Hey Ruth! Do you mean question 4 at about 36:20? If so, I just made a guess based on the way applied forces (50 kN and 20 kN) are acting and what direction I think Ax should go. If you assume both Ax and Bx are to the right, when you solve the sum of moments equation at B, you'll get Ax is negative, meaning the arrow was shown in the wrong direction and the force really goes to the left. Does that help?
You can either use Ax and Ay or the tension in AB, but because I summed moments at A, neither causes a moment at A, because the line of action for all of those passes through A.
@@amberhall1119 I believe because, the force in the cable is the same if you analyze it at point B or at the end of the cable where it shows in the diagram.

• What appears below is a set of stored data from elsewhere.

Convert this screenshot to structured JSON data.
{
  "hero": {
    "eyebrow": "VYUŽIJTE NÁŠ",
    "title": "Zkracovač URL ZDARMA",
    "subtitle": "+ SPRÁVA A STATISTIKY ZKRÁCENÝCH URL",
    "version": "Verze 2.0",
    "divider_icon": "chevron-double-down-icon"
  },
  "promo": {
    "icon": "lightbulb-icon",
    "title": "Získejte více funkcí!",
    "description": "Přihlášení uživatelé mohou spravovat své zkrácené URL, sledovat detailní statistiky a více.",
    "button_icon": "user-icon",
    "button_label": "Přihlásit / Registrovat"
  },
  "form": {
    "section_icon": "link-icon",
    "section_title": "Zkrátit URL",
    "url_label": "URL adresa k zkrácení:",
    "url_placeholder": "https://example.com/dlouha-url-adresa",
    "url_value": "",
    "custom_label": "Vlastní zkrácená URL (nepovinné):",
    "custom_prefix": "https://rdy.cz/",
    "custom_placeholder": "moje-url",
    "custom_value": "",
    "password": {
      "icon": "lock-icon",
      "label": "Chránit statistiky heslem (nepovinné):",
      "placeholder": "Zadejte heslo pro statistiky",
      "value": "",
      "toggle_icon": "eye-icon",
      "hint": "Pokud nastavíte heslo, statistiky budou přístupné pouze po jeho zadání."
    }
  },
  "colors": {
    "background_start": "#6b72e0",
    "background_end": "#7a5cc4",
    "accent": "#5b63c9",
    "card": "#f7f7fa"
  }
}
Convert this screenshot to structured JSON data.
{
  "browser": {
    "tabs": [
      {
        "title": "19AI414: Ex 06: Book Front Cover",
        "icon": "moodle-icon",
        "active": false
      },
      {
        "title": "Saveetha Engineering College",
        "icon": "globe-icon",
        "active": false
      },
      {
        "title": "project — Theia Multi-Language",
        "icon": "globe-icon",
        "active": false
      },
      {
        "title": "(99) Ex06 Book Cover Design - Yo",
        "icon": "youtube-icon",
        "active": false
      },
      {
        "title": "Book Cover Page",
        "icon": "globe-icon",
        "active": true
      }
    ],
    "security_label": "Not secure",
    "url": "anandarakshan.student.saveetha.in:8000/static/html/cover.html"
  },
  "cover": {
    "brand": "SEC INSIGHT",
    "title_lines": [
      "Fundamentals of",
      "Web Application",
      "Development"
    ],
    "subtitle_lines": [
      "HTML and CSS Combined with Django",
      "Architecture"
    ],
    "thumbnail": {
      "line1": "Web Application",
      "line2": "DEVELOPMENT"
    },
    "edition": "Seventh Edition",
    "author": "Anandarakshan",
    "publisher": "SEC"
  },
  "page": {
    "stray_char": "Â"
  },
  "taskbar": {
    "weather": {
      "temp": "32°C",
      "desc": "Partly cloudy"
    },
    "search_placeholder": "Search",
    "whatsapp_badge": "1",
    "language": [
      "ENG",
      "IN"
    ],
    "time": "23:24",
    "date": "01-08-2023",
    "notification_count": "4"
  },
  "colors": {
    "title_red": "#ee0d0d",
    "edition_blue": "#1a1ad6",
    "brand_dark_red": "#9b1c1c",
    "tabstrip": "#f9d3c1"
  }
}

The moment distances are a ratio, and as one increases the other does as well, so mathematically they will cancel out because the force is the same throughout that section of the cable. Does that make sense? I know you posted this months ago, but at first glance I had the same question before I thought about it for a sec.
If you want to find the member force BC, you could use Bcy/Hyp or Bcx/Hyp. For this problem, I wanted to get back to sum forces in the X direction, so I used Bcx/Bcy to go from the Y-component to the X-component for the vector force. I hope that helps! These problems can stretch your mind for sure.
I may have messed you up with N for a variable and N for Newtons. The N on the left is a variable and on the right is Newtons. I just double checked it with Wolfram... see www.wolframalpha.com/input?i=systems+of+equations+calculator&assumption=%7B%22F%22%2C+%22SolveSystemOf2EquationsCalculator%22%2C+%22equation1%22%7D+-%3E%22-.35N%2B.9659P%3D508%22&assumption=%22FSelect%22+-%3E+%7B%7B%22SolveSystemOf2EquationsCalculator%22%7D%7D&assumption=%7B%22F%22%2C+%22SolveSystemOf2EquationsCalculator%22%2C+%22equation2%22%7D+-%3E%22N-.2588P%3D1895%22 for a solver of the two equations I wrote out.